Mais l'ensemble donne un son mélodieux qui emballe les danseurs selon le rythme", explique un voisin de gauche, un vieil homme qui semble s'y connaître. Pendant ce temps, les chanteuses du groupe interprètent successivement «Francisco» et «Assandé bobouéveu». Ici, les danseurs et les danseuses exécutent, tour à tour, des pas comme «Assafè-dépi», «Akendé» et «Assahougnan-hougnan», sous les applaudissements nourris du public. "La plupart des chants sont dédiés à des personnes soit pour leurs actes de générosité en faveur du groupe Victoria, soit pour leurs hautes qualités sociales", précise dame Yébi Chiépi Hélène, encadreuse de Victoria.

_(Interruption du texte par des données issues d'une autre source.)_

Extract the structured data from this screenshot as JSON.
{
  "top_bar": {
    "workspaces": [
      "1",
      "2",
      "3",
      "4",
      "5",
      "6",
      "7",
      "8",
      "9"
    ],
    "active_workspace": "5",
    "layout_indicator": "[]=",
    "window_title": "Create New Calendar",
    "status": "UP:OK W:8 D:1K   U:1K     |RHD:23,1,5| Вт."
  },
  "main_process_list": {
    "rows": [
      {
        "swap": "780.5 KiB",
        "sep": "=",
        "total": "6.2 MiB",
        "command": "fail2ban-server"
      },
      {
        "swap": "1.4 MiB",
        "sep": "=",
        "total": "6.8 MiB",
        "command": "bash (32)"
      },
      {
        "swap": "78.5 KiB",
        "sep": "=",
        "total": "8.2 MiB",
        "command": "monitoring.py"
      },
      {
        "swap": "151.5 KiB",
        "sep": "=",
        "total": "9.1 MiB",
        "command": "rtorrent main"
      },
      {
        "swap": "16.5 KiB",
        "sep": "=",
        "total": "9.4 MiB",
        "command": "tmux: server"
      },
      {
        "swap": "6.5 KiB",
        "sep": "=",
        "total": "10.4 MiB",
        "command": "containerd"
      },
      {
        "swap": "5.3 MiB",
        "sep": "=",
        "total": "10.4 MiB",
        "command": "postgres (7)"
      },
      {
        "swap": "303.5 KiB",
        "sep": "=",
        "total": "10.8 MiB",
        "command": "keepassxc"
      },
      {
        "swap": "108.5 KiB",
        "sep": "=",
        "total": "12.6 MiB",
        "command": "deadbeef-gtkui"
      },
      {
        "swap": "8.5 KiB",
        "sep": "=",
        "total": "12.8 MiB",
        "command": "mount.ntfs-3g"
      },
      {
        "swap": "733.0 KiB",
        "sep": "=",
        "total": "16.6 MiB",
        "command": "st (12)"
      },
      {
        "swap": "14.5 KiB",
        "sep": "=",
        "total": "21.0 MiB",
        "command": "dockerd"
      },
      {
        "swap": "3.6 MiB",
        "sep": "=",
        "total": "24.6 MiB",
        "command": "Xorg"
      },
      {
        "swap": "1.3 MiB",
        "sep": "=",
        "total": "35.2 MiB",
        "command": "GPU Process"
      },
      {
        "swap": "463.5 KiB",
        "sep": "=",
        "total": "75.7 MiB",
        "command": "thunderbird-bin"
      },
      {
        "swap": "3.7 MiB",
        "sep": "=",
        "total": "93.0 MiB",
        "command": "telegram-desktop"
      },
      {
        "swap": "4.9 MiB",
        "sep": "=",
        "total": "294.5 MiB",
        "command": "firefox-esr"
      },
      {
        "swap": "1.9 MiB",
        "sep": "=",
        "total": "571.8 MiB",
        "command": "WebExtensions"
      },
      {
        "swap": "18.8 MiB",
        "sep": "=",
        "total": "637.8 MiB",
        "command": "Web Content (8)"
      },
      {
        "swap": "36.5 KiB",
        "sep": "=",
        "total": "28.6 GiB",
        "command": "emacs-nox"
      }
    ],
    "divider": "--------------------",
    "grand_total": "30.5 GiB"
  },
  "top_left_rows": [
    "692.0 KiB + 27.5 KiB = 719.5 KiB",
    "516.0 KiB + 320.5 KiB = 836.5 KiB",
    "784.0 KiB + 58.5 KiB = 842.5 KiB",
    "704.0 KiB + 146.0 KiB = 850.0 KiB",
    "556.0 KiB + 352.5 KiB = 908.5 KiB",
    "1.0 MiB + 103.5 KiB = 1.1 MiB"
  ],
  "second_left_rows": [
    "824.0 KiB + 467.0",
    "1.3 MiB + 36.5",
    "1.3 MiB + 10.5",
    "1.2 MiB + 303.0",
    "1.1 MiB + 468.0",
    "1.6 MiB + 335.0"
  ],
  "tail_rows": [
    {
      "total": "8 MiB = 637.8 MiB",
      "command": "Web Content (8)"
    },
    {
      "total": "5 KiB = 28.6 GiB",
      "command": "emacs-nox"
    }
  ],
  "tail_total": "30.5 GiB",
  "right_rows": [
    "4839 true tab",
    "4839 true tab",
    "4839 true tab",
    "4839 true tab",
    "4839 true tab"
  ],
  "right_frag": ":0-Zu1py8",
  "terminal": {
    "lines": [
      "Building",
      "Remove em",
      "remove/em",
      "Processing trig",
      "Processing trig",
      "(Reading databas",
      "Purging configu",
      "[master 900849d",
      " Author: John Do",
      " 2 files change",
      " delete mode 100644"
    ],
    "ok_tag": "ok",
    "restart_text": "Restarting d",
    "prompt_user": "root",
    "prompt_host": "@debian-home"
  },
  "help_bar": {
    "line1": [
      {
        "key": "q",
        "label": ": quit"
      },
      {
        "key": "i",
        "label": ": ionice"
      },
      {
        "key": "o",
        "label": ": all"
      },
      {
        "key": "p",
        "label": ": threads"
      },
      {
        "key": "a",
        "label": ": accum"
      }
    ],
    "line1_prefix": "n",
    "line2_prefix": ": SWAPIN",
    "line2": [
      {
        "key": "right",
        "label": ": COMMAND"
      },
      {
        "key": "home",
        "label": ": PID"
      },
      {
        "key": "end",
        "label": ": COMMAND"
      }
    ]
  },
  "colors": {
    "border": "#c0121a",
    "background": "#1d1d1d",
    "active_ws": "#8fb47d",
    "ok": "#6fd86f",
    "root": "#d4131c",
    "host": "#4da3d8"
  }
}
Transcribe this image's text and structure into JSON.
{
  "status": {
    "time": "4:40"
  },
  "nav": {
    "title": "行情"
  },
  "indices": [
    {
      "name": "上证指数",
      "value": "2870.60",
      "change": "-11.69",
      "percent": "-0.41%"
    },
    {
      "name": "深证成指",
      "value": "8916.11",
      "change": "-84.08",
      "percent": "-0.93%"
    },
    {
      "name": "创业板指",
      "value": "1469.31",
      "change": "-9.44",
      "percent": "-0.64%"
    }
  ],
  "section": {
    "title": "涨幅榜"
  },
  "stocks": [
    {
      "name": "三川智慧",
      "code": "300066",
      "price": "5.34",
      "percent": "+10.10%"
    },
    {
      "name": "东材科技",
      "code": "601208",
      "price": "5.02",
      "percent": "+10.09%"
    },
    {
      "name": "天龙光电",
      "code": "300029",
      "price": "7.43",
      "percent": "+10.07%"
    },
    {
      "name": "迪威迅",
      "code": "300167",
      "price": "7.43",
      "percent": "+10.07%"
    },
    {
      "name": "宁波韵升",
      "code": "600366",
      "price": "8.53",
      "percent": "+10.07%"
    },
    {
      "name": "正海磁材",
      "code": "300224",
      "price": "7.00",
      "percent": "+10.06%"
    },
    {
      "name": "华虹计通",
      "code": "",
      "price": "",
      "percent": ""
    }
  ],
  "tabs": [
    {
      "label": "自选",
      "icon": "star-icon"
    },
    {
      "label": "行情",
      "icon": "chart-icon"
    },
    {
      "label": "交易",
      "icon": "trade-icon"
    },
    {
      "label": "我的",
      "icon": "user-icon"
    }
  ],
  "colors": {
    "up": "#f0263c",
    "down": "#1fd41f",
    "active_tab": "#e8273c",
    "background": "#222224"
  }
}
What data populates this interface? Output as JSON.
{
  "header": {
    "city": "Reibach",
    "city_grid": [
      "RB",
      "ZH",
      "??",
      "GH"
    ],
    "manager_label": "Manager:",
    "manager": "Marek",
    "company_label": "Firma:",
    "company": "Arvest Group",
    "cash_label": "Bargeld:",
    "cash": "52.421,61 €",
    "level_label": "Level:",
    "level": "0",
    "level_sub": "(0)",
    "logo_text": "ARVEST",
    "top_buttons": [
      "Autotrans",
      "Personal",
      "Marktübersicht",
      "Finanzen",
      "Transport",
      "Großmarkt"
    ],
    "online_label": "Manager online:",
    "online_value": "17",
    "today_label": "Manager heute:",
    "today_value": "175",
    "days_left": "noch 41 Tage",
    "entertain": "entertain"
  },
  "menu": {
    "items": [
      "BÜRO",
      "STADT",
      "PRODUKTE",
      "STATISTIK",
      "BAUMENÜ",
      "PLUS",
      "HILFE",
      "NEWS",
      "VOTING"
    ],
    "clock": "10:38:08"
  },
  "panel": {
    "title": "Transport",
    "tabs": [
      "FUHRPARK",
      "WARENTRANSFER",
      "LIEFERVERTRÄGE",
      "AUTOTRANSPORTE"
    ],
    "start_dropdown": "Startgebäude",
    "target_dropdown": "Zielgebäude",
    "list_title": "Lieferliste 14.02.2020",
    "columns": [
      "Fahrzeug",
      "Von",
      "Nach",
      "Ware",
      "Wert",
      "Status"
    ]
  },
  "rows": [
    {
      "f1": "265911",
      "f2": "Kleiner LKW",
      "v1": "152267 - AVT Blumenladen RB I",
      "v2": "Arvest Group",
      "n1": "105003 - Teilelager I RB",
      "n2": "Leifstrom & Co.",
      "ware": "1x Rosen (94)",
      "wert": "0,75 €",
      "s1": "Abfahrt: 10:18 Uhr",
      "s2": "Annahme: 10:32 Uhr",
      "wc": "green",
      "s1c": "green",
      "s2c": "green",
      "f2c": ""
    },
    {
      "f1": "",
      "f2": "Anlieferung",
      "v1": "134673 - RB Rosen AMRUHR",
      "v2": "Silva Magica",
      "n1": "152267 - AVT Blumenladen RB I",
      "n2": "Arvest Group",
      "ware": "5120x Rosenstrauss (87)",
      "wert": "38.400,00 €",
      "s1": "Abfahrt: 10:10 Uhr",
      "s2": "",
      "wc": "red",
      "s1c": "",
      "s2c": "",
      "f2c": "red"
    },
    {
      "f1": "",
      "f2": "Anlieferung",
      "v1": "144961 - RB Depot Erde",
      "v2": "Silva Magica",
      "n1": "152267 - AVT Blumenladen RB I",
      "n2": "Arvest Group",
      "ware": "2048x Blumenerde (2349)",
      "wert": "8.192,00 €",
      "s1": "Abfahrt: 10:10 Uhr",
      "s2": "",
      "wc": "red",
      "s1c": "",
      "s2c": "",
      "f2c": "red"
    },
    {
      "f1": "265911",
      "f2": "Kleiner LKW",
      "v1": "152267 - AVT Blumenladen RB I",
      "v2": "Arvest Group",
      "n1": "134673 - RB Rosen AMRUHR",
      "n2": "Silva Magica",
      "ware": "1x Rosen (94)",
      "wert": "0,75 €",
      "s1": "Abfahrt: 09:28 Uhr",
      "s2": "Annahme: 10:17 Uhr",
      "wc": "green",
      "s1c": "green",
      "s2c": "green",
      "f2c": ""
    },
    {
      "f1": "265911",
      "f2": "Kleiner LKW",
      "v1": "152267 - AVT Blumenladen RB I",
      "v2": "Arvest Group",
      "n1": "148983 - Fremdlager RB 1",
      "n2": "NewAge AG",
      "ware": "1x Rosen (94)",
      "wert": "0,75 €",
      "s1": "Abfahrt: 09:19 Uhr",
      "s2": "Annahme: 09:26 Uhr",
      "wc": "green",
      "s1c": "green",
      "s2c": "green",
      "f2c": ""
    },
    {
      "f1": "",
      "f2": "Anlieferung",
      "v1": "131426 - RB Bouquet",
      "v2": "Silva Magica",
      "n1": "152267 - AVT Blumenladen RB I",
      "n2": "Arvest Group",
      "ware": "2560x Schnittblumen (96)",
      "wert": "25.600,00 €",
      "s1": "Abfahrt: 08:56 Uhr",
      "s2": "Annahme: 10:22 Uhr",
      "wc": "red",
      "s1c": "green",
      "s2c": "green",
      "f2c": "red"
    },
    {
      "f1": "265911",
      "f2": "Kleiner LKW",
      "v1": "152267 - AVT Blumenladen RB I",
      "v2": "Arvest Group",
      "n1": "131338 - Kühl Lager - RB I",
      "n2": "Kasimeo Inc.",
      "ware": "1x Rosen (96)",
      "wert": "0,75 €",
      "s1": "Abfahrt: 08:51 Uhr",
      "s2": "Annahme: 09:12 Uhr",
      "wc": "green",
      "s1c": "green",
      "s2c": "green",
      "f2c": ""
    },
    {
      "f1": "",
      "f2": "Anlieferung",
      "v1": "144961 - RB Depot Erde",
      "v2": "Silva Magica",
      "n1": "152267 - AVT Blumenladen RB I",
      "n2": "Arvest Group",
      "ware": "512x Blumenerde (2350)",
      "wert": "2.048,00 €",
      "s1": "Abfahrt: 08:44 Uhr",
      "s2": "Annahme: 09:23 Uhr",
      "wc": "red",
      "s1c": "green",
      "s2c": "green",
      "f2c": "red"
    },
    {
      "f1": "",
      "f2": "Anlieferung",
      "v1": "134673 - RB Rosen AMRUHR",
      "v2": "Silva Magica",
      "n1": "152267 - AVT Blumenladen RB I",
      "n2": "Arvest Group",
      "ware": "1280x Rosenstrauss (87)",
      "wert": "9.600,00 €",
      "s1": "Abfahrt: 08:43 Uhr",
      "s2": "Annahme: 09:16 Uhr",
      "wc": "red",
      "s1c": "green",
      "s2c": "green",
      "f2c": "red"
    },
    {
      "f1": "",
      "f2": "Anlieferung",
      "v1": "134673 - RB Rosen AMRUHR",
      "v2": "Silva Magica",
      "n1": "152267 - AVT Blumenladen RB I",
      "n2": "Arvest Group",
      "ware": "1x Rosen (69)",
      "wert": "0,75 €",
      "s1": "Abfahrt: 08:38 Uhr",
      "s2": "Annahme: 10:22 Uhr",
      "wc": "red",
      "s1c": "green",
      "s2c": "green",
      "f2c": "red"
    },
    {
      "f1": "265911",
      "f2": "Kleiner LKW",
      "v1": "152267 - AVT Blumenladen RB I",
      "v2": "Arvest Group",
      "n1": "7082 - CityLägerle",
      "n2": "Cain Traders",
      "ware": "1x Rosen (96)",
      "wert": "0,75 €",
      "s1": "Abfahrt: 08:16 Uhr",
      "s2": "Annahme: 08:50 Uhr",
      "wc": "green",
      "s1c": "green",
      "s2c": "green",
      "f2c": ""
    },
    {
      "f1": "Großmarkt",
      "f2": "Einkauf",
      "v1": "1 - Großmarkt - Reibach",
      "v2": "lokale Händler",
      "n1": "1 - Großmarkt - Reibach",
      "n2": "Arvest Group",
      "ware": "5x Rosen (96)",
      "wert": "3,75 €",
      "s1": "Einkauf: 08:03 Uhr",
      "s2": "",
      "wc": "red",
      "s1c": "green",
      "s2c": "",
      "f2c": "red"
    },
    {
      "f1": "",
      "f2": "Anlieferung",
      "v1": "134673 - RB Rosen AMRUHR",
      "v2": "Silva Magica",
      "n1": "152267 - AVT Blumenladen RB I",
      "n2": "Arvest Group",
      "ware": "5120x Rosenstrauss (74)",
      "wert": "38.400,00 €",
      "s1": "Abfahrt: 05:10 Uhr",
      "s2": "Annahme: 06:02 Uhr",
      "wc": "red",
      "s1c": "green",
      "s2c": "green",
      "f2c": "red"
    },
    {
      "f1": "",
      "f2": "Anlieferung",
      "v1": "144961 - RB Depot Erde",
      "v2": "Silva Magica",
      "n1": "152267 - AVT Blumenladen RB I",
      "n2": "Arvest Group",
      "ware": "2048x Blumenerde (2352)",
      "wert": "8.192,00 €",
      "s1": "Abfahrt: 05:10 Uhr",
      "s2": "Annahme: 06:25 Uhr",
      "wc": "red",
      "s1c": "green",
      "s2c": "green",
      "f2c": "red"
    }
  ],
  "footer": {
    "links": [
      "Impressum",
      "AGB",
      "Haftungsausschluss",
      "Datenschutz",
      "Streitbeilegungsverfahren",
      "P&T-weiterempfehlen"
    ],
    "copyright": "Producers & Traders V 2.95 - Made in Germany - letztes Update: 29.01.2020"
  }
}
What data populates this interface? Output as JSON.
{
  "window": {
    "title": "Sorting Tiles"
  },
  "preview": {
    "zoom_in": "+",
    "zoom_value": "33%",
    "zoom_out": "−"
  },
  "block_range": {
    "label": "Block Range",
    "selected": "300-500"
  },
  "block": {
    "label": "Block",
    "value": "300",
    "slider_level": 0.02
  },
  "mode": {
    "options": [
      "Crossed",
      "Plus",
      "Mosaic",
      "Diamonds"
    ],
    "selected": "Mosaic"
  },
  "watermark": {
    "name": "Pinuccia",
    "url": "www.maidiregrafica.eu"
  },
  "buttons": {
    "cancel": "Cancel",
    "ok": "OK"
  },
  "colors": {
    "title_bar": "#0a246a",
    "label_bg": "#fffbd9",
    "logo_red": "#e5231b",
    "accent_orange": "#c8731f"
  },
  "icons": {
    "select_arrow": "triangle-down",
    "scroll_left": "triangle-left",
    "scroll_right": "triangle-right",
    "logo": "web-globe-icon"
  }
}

D'ailleurs, dans ce registre, le groupe entonne «Gbagbo bobouyeveu» dans lequel il chante : président Gbagbo, si on est content et on s'amuse aujourd'hui, c'est grâce à toi. A ce moment, Nanan Kouao Kouao et quelques notables du village font un tour d'honneur en esquissant majestueusement des pas de danse spéciaux en l'honneur des personnalités de marque. "Vous voyez que le seul nom du président Gbagbo a suffi pour que même les chefs se mettent à danser", fait remarquer notre guide.
Le show des trompettistes
Pendant ce temps, les deux trompettistes de Victoria, N'Cho Yapo François (65 ans) et Latto Méda Eric (30 ans), font une petite démonstration en faisant écouter au public, divers sons que sont capables de produire leurs vieux instruments juste bons pour un musée. "Bravo, bravo", crient des spectateurs émerveillés. Ils n'auront pas le temps de s'éclater car une jeune fille tombe brusquement en transe, en poussant des cris de détresse et en parcourant la scène dans tous les sens. "Ne vous affolez-pas, chers spectateurs. C'est juste pour annoncer l'étape la plus attendue de notre manifestation", explique Kouao Kouao Guy Cyrille. Qui, d'un geste discret, demande aux dames Assi Aho Mathilde et Yapo Chiayé, les formatrices du groupe, de changer de registre avec «Kaya Nobié Macen» et «Fami Ponniqué».
L'akpongbô
Dans le cercle du spectacle, les membres de Victoria font un tour d'honneur, munis de petits mouchoirs blancs, avant d'exécuter tour à tour des pas de «drapeau» et «apinzé» qui annoncent la danse «akpongbô». Et lorsque le vieux trompettiste N'Cho Yapo François et deux vieilles femmes se présentent dans le cercle pour leur tour de danse, c'est le délire. Le public ne boude pas son plaisir, en reprenant en choeur ces deux chansons populaires dans la région. Entre temps, ces trois «anciens» de Victoria se trémoussent sans arrêt à droite ou à gauche, en avant comme en arrière, avec une rare agilité dont eux-seuls ont le secret. Le tout, au son de trois tam-tams joués par des batteurs zélés, maîtres d'un rythme particulièrement saccadé. "C'est de l'akpongbô original. Cette danse ancestrale qui a donné d'autres dont vous avez vu, bien avant, un échantillon", poursuit Kouao Kouao. Qui révèle que le vieux tompettiste-danseur N'Cho Yapo est non seulement membre-fondateur, mais il est surtout l'actuel président de Victoria de Bouapé créé dans les années 1930.
Le spectacle tire à sa fin
13 h 40 mn. Le "spectacle" tire à sa fin. Les membres de Victoria entonne «Victoria dzé koileu» (Victoria retourne à la maison), un chant d'au revoir. Les photographes, pour la plupart des amateurs, font leurs dernières prises de vue. Pendant ce temps, notre compagnon qui a fini par savoir qui nous sommes en réalité lance ceci, sous-forme de plaidoyer. "Puisque vous êtes journaliste, informez le peuple ivoirien et le monde entier que la danse «akpongbô» existe toujours en pays akyé. Que le ministère de la Culture nous aide à la revaloriser". Un voeu que partage le vieux N'Cho Yapo et son groupe. Sous nos yeux, la place publique se vide peu à peu de son beau monde. Nous choisissons également de quitter Bouapé et son peuple fiers de leur akpongbo.